Paula 10/08/2010
O caos da humanidade, traduzido em fantasia
Barroco Tropical, último romance do escritor angolano José Eduardo Agualusa, é uma fantasia que sustenta inquestionável credibilidade, ao se propor revelar as mazelas da sociedade de Luanda (Angola), no ano de 2020, quando se passa a narrativa. Não fala de fome, de déficit na rede pública de saúde, da má qualidade da educação oferecida pelo Estado – um caos já muito esclarecido nos tempos de hoje. Seu objeto de reflexão são as fraquezas humanas, no centro das quais está o Medo, que permite consolidarem-se a violência, a corrupção, a traição, os assassinatos e o interesse instintivo do homem por acontecimentos místicos que lhe traem o raciocínio lógico.
A narrativa – que se divide entre África, Europa e América – tem seu ponto de partida na queda inusitada de uma mulher. Caindo do céu, estatela-se no chão, e os únicos a presenciarem a cena são o escritor Bartolomeu Falcato e sua amante, a famosa cantora Kianda. Como testemunhas desse acontecimento, que norteia uma linha narrativa de inúmeras histórias paralelas, essas duas personagens principais revezam o posto de narrador, imprimindo à história dois pontos de vista que ora se completam, ora se desmentem.
Bartolomeu já sofreu muito. Culpava-se cruelmente pela morte de sua filha de três anos, vivia sem rumo nem objetivo, era incapaz de consolar a esposa, até que resgata o sentido da sua vida ao se apaixonar por Kianda. Sua vida, atribulada, é peça-chave de todos os outros acontecimentos do livro.

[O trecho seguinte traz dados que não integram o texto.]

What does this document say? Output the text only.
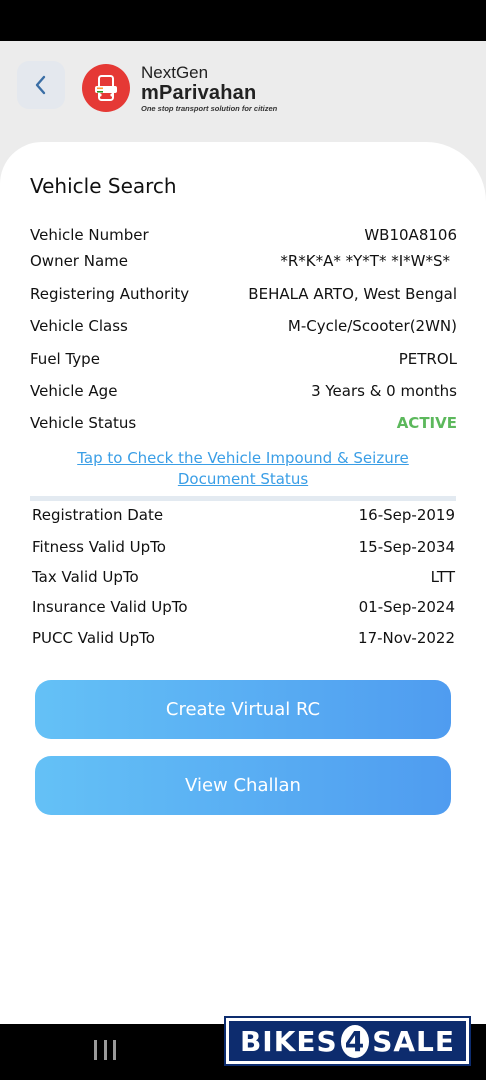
NextGen
mParivahan
One stop transport solution for citizen
Vehicle Search
Vehicle Number	WB10A8106
Owner Name	*R*K*A* *Y*T* *I*W*S*
Registering Authority	BEHALA ARTO, West Bengal
Vehicle Class	M-Cycle/Scooter(2WN)
Fuel Type	PETROL
Vehicle Age	3 Years & 0 months
Vehicle Status	ACTIVE
Tap to Check the Vehicle Impound & Seizure Document Status
Registration Date	16-Sep-2019
Fitness Valid UpTo	15-Sep-2034
Tax Valid UpTo	LTT
Insurance Valid UpTo	01-Sep-2024
PUCC Valid UpTo	17-Nov-2022
Create Virtual RC
View Challan
BIKES 4 SALE
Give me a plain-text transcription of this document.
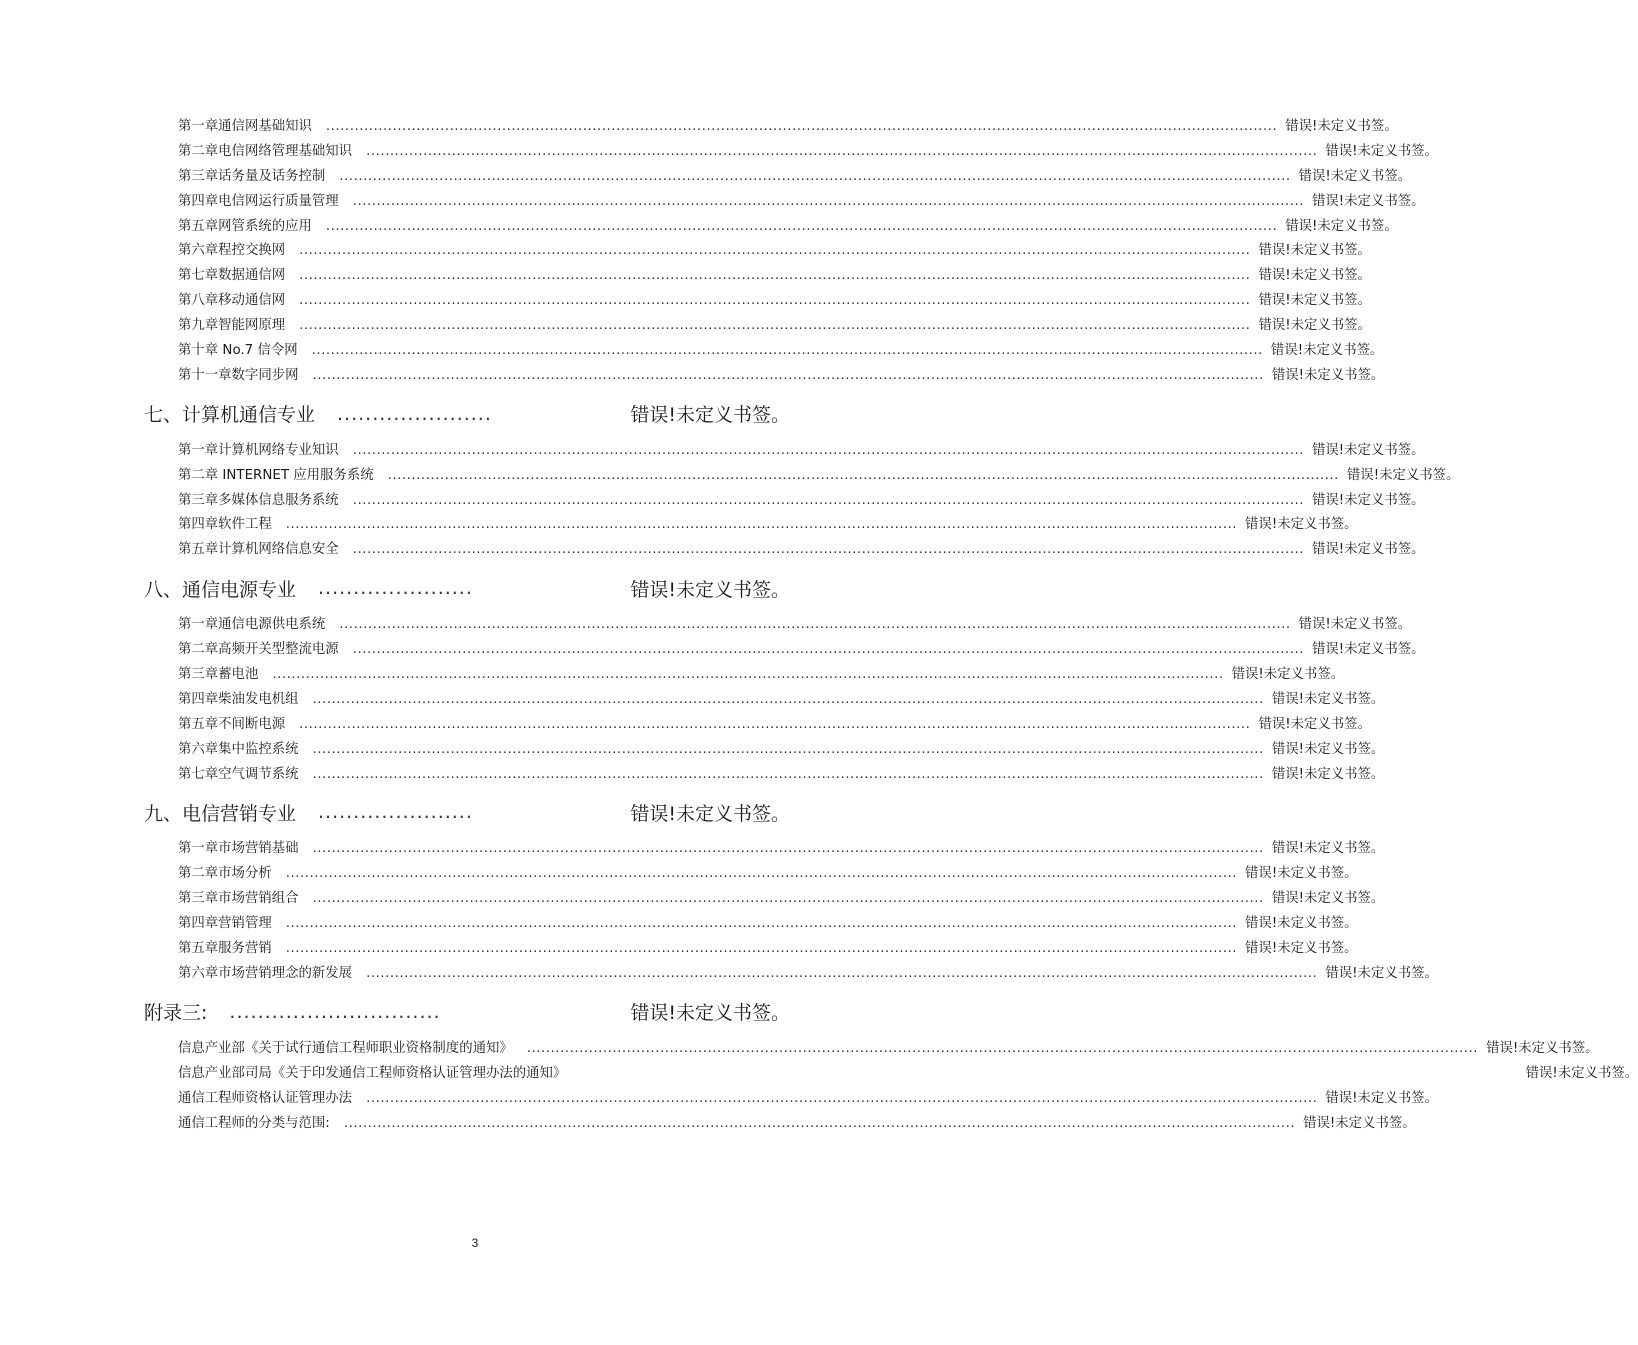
第一章通信网基础知识 ........................................................................................................................................................................................................ 错误!未定义书签。
第二章电信网络管理基础知识 ........................................................................................................................................................................................................ 错误!未定义书签。
第三章话务量及话务控制 ........................................................................................................................................................................................................ 错误!未定义书签。
第四章电信网运行质量管理 ........................................................................................................................................................................................................ 错误!未定义书签。
第五章网管系统的应用 ........................................................................................................................................................................................................ 错误!未定义书签。
第六章程控交换网 ........................................................................................................................................................................................................ 错误!未定义书签。
第七章数据通信网 ........................................................................................................................................................................................................ 错误!未定义书签。
第八章移动通信网 ........................................................................................................................................................................................................ 错误!未定义书签。
第九章智能网原理 ........................................................................................................................................................................................................ 错误!未定义书签。
第十章 No.7 信令网 ........................................................................................................................................................................................................ 错误!未定义书签。
第十一章数字同步网 ........................................................................................................................................................................................................ 错误!未定义书签。
七、计算机通信专业 ......................	错误!未定义书签。
第一章计算机网络专业知识 ........................................................................................................................................................................................................ 错误!未定义书签。
第二章 INTERNET 应用服务系统 ........................................................................................................................................................................................................ 错误!未定义书签。
第三章多媒体信息服务系统 ........................................................................................................................................................................................................ 错误!未定义书签。
第四章软件工程 ........................................................................................................................................................................................................ 错误!未定义书签。
第五章计算机网络信息安全 ........................................................................................................................................................................................................ 错误!未定义书签。
八、通信电源专业 ......................	错误!未定义书签。
第一章通信电源供电系统 ........................................................................................................................................................................................................ 错误!未定义书签。
第二章高频开关型整流电源 ........................................................................................................................................................................................................ 错误!未定义书签。
第三章蓄电池 ........................................................................................................................................................................................................ 错误!未定义书签。
第四章柴油发电机组 ........................................................................................................................................................................................................ 错误!未定义书签。
第五章不间断电源 ........................................................................................................................................................................................................ 错误!未定义书签。
第六章集中监控系统 ........................................................................................................................................................................................................ 错误!未定义书签。
第七章空气调节系统 ........................................................................................................................................................................................................ 错误!未定义书签。
九、电信营销专业 ......................	错误!未定义书签。
第一章市场营销基础 ........................................................................................................................................................................................................ 错误!未定义书签。
第二章市场分析 ........................................................................................................................................................................................................ 错误!未定义书签。
第三章市场营销组合 ........................................................................................................................................................................................................ 错误!未定义书签。
第四章营销管理 ........................................................................................................................................................................................................ 错误!未定义书签。
第五章服务营销 ........................................................................................................................................................................................................ 错误!未定义书签。
第六章市场营销理念的新发展 ........................................................................................................................................................................................................ 错误!未定义书签。
附录三: ..............................	错误!未定义书签。
信息产业部《关于试行通信工程师职业资格制度的通知》 ........................................................................................................................................................................................................ 错误!未定义书签。
信息产业部司局《关于印发通信工程师资格认证管理办法的通知》	错误!未定义书签。
通信工程师资格认证管理办法 ........................................................................................................................................................................................................ 错误!未定义书签。
通信工程师的分类与范围: ........................................................................................................................................................................................................ 错误!未定义书签。
3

Kianda, a cantora, é completa. Muito além de amante, coleciona imoralidades como o vício em consumismo, cocaína, álcool e calmantes. Abriga, no entanto, uma alma bondosa, de cuja luz ela tem plena consciência (Na minha morte arrastarei comigo, para dentro do meu próprio abismo, tudo o que me rodeia, inclusive a luz). Foi capaz de esclarecer, com a mais brilhante exposição, a diferença entre a alegria (resultado de um entorpecimento do espírito) e a felicidade (uma iluminação momentânea), uma das tantas partes poéticas de que o livro é composto.
Completando a complexa rede de personagens, cujas apresentações acontecem didaticamente em dois capítulos a elas dedicados (um para as personagens principais e outra para as secundárias), há o Rato Mickey, ex-sapador que usa uma máscara para ocultar seu rosto desfigurado pela explosão de uma mina; Tata Ambroise, curandeiro metido a psiquiatra que toma conta de um labiríntico manicômio que abriga loucos e presos políticos; Mãe Mocinha, ialorixá baiana que sabe de tudo que se passa na vida das personagens sem que se explique quem lhe informa; e a ex-Miss Angola, Núbia de Matos, que – embora morra logo no primeiro capítulo – permeia toda a narrativa, com a instigante história de quem convivera com grandes políticos e empresários e que, perto do fim de sua vida, afirma ter recebido a revelação de que é Virgem Maria e, para dar à luz o Salvador, precisa relacionar-se com José – Bartolomeu, segundo a revelação.
Participam da trama também poetas, empresários, estilistas, jornalistas e políticos, cada um detentor de uma história que, por si só, já justificaria um enredo próprio.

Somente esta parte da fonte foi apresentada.